The artisanal mining sector accounts for about 20% to 30% of the DRC’s cobalt extraction, according to Beech, and ASM in the country is mostly illegal. Restrictions imposed on the sector during and after lockdown affected the transport of minerals, such as cobalt and gold, to the buyers, but the sector continued to operate by transporting such minerals to buyers, through essential service supply chains, he explains.
Beech says the DRC should be one of the more developed and economically secure countries in Africa because of its large mineral reserves and the increasing global demand for a shift towards a green economy and decarbonisation.
However, the country’s infrastructure and supply chain continue to face challenges, owing to “the legacy of corruption, mismanagement and nepotism under Kabila’s regime”, he explains.
The Infrastructure for Minerals agreement made with China during Kabila’s rule has caused the DRC government, and consequently its citizens, to lose “vast sums of revenue”.
This deal gave China influence over the DRC’s mining and natural resources sector, which led to its coming under review to hopefully allow for opportunities for other investors and improve investor confidence.
Further, he explains that investments have been impacted on, owing to challenges caused by a lack of infrastructure development, as well as uncertainty around the Revised Mining Code of 2018.
While an interpretation of the code was published in 2020, in an attempt to provide certainty, Beech explains that it has not sufficiently improved investor confidence, owing to ambiguity surrounding aspects such as stabilisation periods, as well as super taxes and increased royalties for critical minerals such as cobalt.
Current President Felix Tshisekedi has called for the forensic auditing of State-owned mining company Gecamines, as well as for the investigation of the processes regarding the issuing of rights to prospect and mine.

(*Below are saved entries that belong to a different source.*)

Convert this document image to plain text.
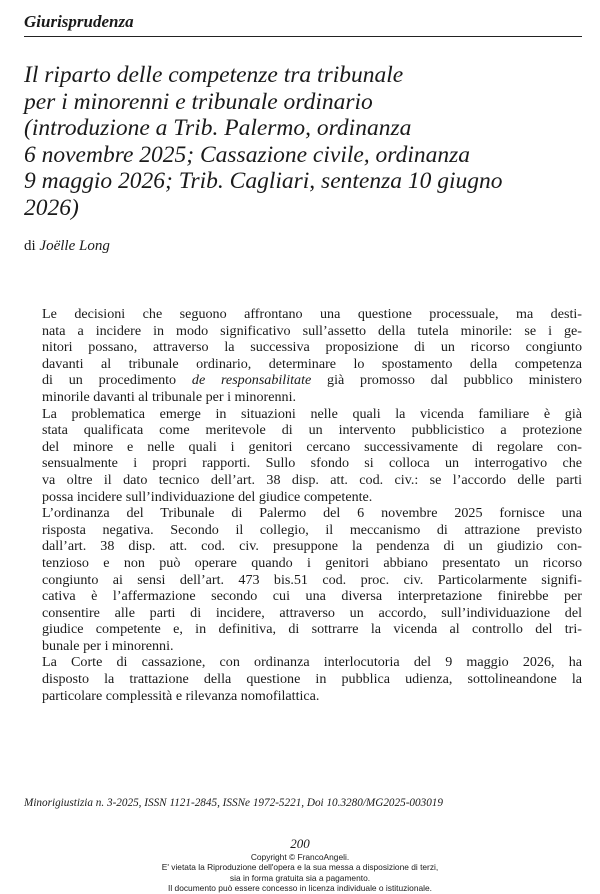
Giurisprudenza
Il riparto delle competenze tra tribunale
per i minorenni e tribunale ordinario
(introduzione a Trib. Palermo, ordinanza
6 novembre 2025; Cassazione civile, ordinanza
9 maggio 2026; Trib. Cagliari, sentenza 10 giugno
2026)
di Joëlle Long

Le decisioni che seguono affrontano una questione processuale, ma desti-
nata a incidere in modo significativo sull’assetto della tutela minorile: se i ge-
nitori possano, attraverso la successiva proposizione di un ricorso congiunto
davanti al tribunale ordinario, determinare lo spostamento della competenza
di un procedimento de responsabilitate già promosso dal pubblico ministero
minorile davanti al tribunale per i minorenni.

La problematica emerge in situazioni nelle quali la vicenda familiare è già
stata qualificata come meritevole di un intervento pubblicistico a protezione
del minore e nelle quali i genitori cercano successivamente di regolare con-
sensualmente i propri rapporti. Sullo sfondo si colloca un interrogativo che
va oltre il dato tecnico dell’art. 38 disp. att. cod. civ.: se l’accordo delle parti
possa incidere sull’individuazione del giudice competente.

L’ordinanza del Tribunale di Palermo del 6 novembre 2025 fornisce una
risposta negativa. Secondo il collegio, il meccanismo di attrazione previsto
dall’art. 38 disp. att. cod. civ. presuppone la pendenza di un giudizio con-
tenzioso e non può operare quando i genitori abbiano presentato un ricorso
congiunto ai sensi dell’art. 473 bis.51 cod. proc. civ. Particolarmente signifi-
cativa è l’affermazione secondo cui una diversa interpretazione finirebbe per
consentire alle parti di incidere, attraverso un accordo, sull’individuazione del
giudice competente e, in definitiva, di sottrarre la vicenda al controllo del tri-
bunale per i minorenni.

La Corte di cassazione, con ordinanza interlocutoria del 9 maggio 2026, ha
disposto la trattazione della questione in pubblica udienza, sottolineandone la
particolare complessità e rilevanza nomofilattica.

Minorigiustizia n. 3-2025, ISSN 1121-2845, ISSNe 1972-5221, Doi 10.3280/MG2025-003019
200
Copyright © FrancoAngeli.
E' vietata la Riproduzione dell'opera e la sua messa a disposizione di terzi,
sia in forma gratuita sia a pagamento.
Il documento può essere concesso in licenza individuale o istituzionale.
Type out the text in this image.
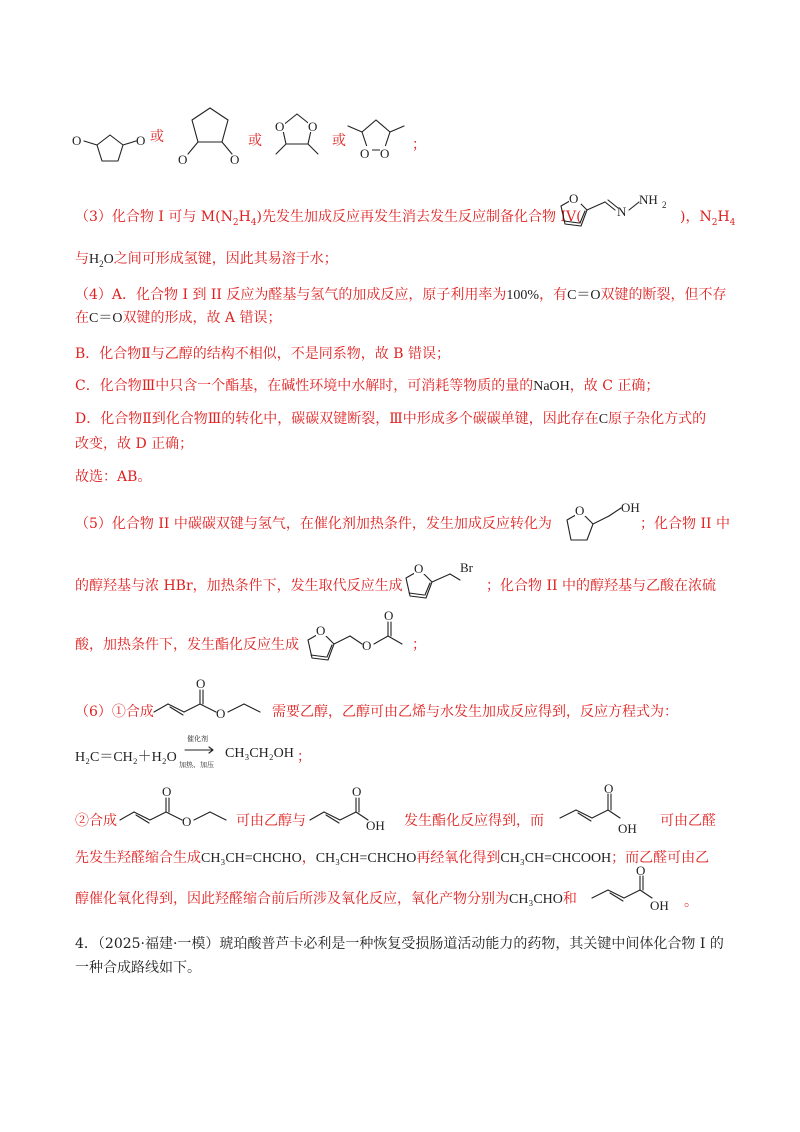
O	O 或
O	O
或
O O
或
O O
；
（3）化合物 I 可与 $M(N_2H_4)$先发生加成反应再发生消去发生反应制备化合物 IV(
O
N
NH 2
)，$N_2H_4$
与$H_2O$之间可形成氢键，因此其易溶于水；
（4）A．化合物 I 到 II 反应为醛基与氢气的加成反应，原子利用率为100%，有C＝O双键的断裂，但不存
在C＝O双键的形成，故 A 错误；
B．化合物Ⅱ与乙醇的结构不相似，不是同系物，故 B 错误；
C．化合物Ⅲ中只含一个酯基，在碱性环境中水解时，可消耗等物质的量的NaOH，故 C 正确；
D．化合物Ⅱ到化合物Ⅲ的转化中，碳碳双键断裂，Ⅲ中形成多个碳碳单键，因此存在C原子杂化方式的
改变，故 D 正确；
故选：AB。
（5）化合物 II 中碳碳双键与氢气，在催化剂加热条件，发生加成反应转化为
O	OH
；化合物 II 中
的醇羟基与浓 HBr，加热条件下，发生取代反应生成
O	Br
；化合物 II 中的醇羟基与乙酸在浓硫
酸，加热条件下，发生酯化反应生成
O
O
O
；
（6）①合成
O
O	需要乙醇，乙醇可由乙烯与水发生加成反应得到，反应方程式为：
H₂C＝CH₂＋H₂O
催化剂
加热、加压
CH₃CH₂OH ；
②合成
O
O	可由乙醇与
O
OH 发生酯化反应得到，而
O
OH 可由乙醛
先发生羟醛缩合生成CH₃CH=CHCHO，CH₃CH=CHCHO再经氧化得到CH₃CH=CHCOOH；而乙醛可由乙
醇催化氧化得到，因此羟醛缩合前后所涉及氧化反应，氧化产物分别为CH₃CHO和
O
OH 。
4．（2025·福建·一模）琥珀酸普芦卡必利是一种恢复受损肠道活动能力的药物，其关键中间体化合物 I 的
一种合成路线如下。
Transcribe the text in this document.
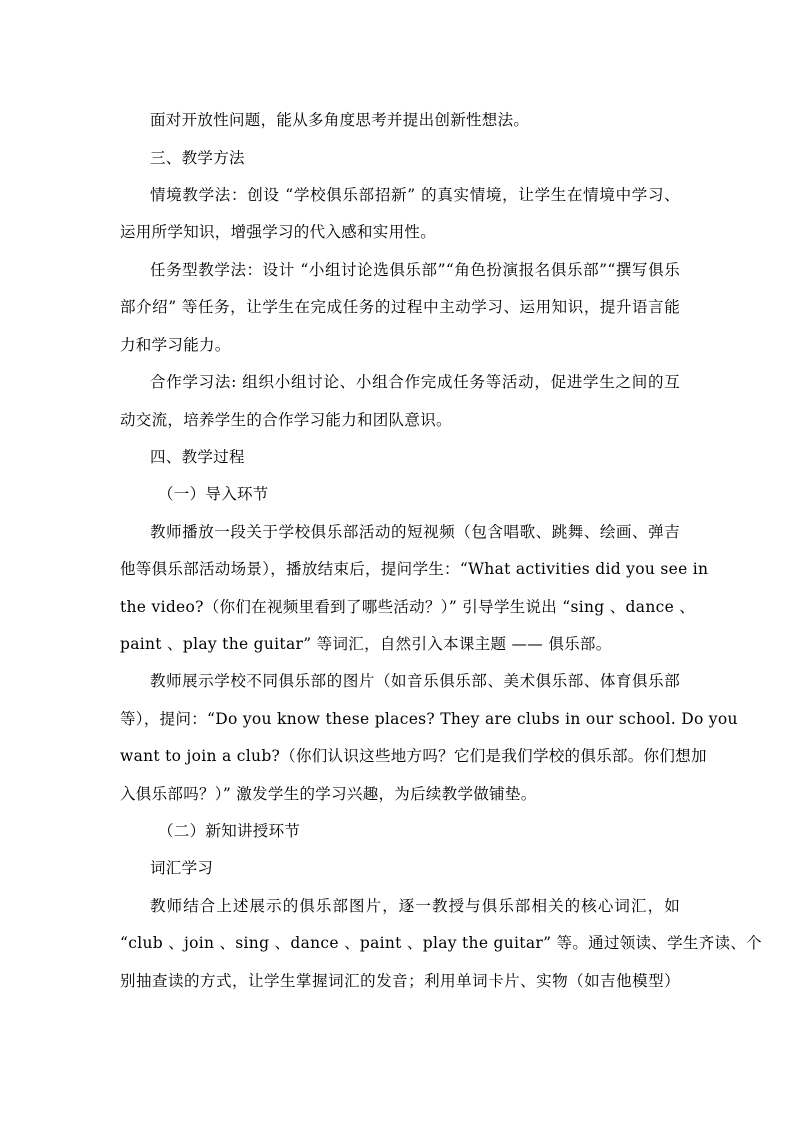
面对开放性问题，能从多角度思考并提出创新性想法。
三、教学方法
情境教学法：创设 “学校俱乐部招新” 的真实情境，让学生在情境中学习、
运用所学知识，增强学习的代入感和实用性。
任务型教学法：设计 “小组讨论选俱乐部”“角色扮演报名俱乐部”“撰写俱乐
部介绍” 等任务，让学生在完成任务的过程中主动学习、运用知识，提升语言能
力和学习能力。
合作学习法: 组织小组讨论、小组合作完成任务等活动，促进学生之间的互
动交流，培养学生的合作学习能力和团队意识。
四、教学过程
（一）导入环节
教师播放一段关于学校俱乐部活动的短视频（包含唱歌、跳舞、绘画、弹吉
他等俱乐部活动场景），播放结束后，提问学生：“What activities did you see in
the video?（你们在视频里看到了哪些活动？）” 引导学生说出 “sing 、dance 、
paint 、play the guitar” 等词汇，自然引入本课主题 —— 俱乐部。
教师展示学校不同俱乐部的图片（如音乐俱乐部、美术俱乐部、体育俱乐部
等），提问：“Do you know these places? They are clubs in our school. Do you
want to join a club?（你们认识这些地方吗？它们是我们学校的俱乐部。你们想加
入俱乐部吗？）” 激发学生的学习兴趣，为后续教学做铺垫。
（二）新知讲授环节
词汇学习
教师结合上述展示的俱乐部图片，逐一教授与俱乐部相关的核心词汇，如
“club 、join 、sing 、dance 、paint 、play the guitar” 等。通过领读、学生齐读、个
别抽查读的方式，让学生掌握词汇的发音；利用单词卡片、实物（如吉他模型）
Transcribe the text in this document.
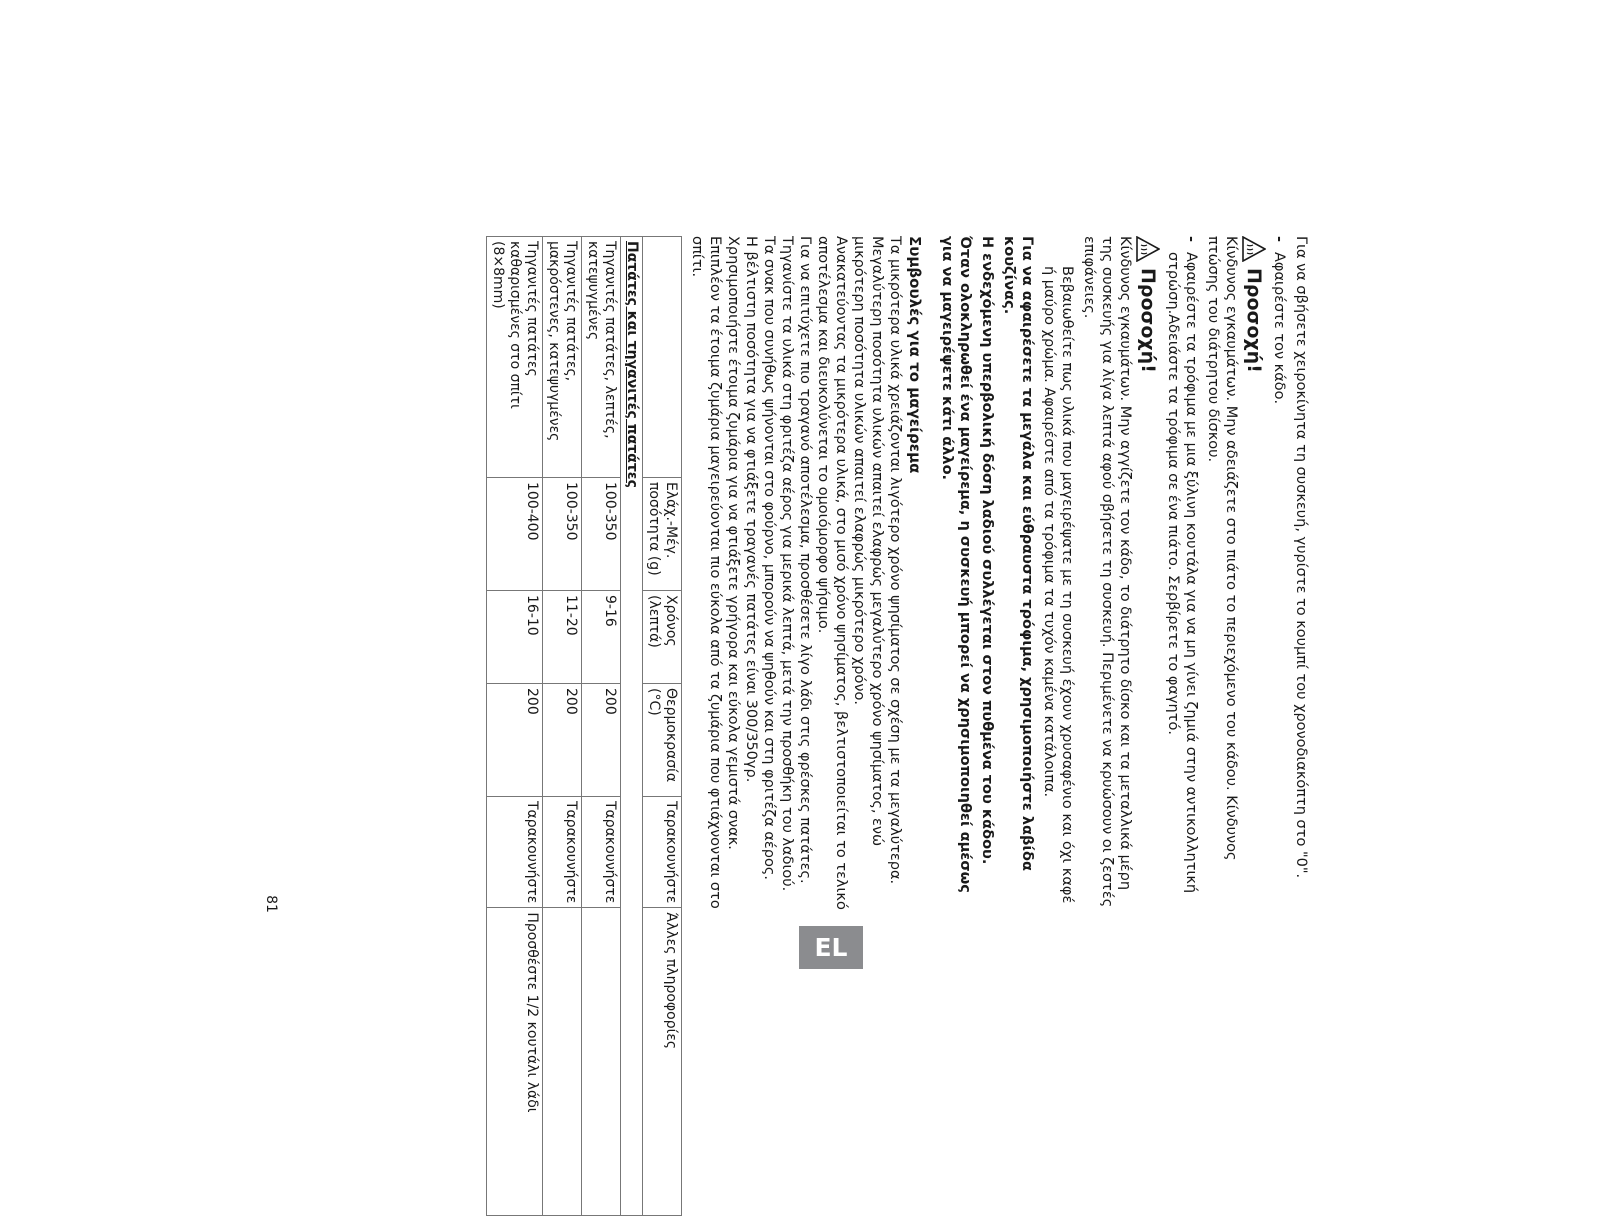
Για να σβήσετε χειροκίνητα τη συσκευή, γυρίστε το κουμπί του χρονοδιακόπτη στο "0".

-
Αφαιρέστε τον κάδο.
Προσοχή!

Κίνδυνος εγκαυμάτων. Μην αδειάζετε στο πιάτο το περιεχόμενο του κάδου. Κίνδυνος πτώσης του διάτρητου δίσκου.

-
Αφαιρέστε τα τρόφιμα με μια ξύλινη κουτάλα για να μη γίνει ζημιά στην αντικολλητική στρώση.Αδειάστε τα τρόφιμα σε ένα πιάτο. Σερβίρετε το φαγητό.
Προσοχή!

Κίνδυνος εγκαυμάτων. Μην αγγίζετε τον κάδο, το διάτρητο δίσκο και τα μεταλλικά μέρη της συσκευής για λίγα λεπτά αφού σβήσετε τη συσκευή. Περιμένετε να κρυώσουν οι ζεστές επιφάνειες.

Βεβαιωθείτε πως υλικά που μαγειρέψατε με τη συσκευή έχουν χρυσαφένιο και όχι καφέ ή μαύρο χρώμα. Αφαιρέστε από τα τρόφιμα τα τυχόν καμένα κατάλοιπα.

Για να αφαιρέσετε τα μεγάλα και εύθραυστα τρόφιμα, χρησιμοποιήστε λαβίδα κουζίνας.

Η ενδεχόμενη υπερβολική δόση λαδιού συλλέγεται στον πυθμένα του κάδου.

Όταν ολοκληρωθεί ένα μαγείρεμα, η συσκευή μπορεί να χρησιμοποιηθεί αμέσως για να μαγειρέψετε κάτι άλλο.

Συμβουλές για το μαγείρεμα

Τα μικρότερα υλικά χρειάζονται λιγότερο χρόνο ψησίματος σε σχέση με τα μεγαλύτερα.

Μεγαλύτερη ποσότητα υλικών απαιτεί ελαφρώς μεγαλύτερο χρόνο ψησίματος, ενώ μικρότερη ποσότητα υλικών απαιτεί ελαφρώς μικρότερο χρόνο.

Ανακατεύοντας τα μικρότερα υλικά, στο μισό χρόνο ψησίματος, βελτιστοποιείται το τελικό αποτέλεσμα και διευκολύνεται το ομοιόμορφο ψήσιμο.

Για να επιτύχετε πιο τραγανό αποτέλεσμα, προσθέσετε λίγο λάδι στις φρέσκες πατάτες. Τηγανίστε τα υλικά στη φριτέζα αέρος για μερικά λεπτά, μετά την προσθήκη του λαδιού.

Τα σνακ που συνήθως ψήνονται στο φούρνο, μπορούν να ψηθούν και στη φριτέζα αέρος.

Η βέλτιστη ποσότητα για να φτιάξετε τραγανές πατάτες είναι 300/350γρ.

Χρησιμοποιήστε έτοιμα ζυμάρια για να φτιάξετε γρήγορα και εύκολα γεμιστά σνακ. Επιπλέον τα έτοιμα ζυμάρια μαγειρεύονται πιο εύκολα από τα ζυμάρια που φτιάχνονται στο σπίτι.

	Ελάχ.-Μέγ. ποσότητα (g)	Χρόνος (λεπτά)	Θερμοκρασία (°C)	Ταρακουνήστε	Άλλες πληροφορίες
Πατάτες και τηγανιτές πατάτες					
Τηγανιτές πατάτες, λεπτές, κατεψυγμένες	100-350	9-16	200	Ταρακουνήστε	
Τηγανιτές πατάτες, μακρόστενες, κατεψυγμένες	100-350	11-20	200	Ταρακουνήστε	
Τηγανιτές πατάτες καθαρισμένες στο σπίτι (8×8mm)	100-400	16-10	200	Ταρακουνήστε	Προσθέστε 1/2 κουτάλι λάδι	EL
81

The President is also aiming to replace officials who worked with and for Kabila, explains Beech.
The DRC government has also implemented the Extractives Industry Transparency Initiative (EITI), which highlights transparency regarding monthly revenues collected from royalties and where it is put to use.
Beech notes that it has recently been revealed that government “did not, for a lengthy period, distribute revenues as required, including to provincial authorities and the territories”.
The EITI’s success depends on its implementation, but more transparency would renew investor confidence in government’s efforts to fix infrastructure and allow citizens to receive benefits.
“At this stage, to provide stability and certainty, it is probably not appropriate to amend legislation, but rather to focus on transparency around the implementation of existing legislation, and the ability to track and trace payments to beneficiaries, and to ensure that revenue collected is allocated properly in accordance with the DRC’s mining and tax laws.”
While Tshisekedi is attempting to implement meaningful change to counter the effects of the Kabila-era Presidency, Beech notes that “the Kabila-era legacy has also left the sector facing significant infrastructure constraints, including power, water, roads and rail”.
Beech is cautiously optimistic about Tshisekedi’s rule, hoping that the president continues his efforts to tackle issues hindering the growth of the country’s mining sector, as this will enable the industry to reap the benefits of the global demand for copper, cobalt, other battery minerals and gold.
Further, the DRC’s gold market has managed to stay stable despite the impacts of the pandemic, he adds.
Beech concludes that, despite the mineral wealth available in the DRC, most minerals are not processed in country, hence, his recommendation that government focus on local beneficiation to improve employment and tax revenues, and start the construction, operation and maintenance of beneficiation plants, all of which should become economically viable as Tshisekedi tackles the country’s economic challenges.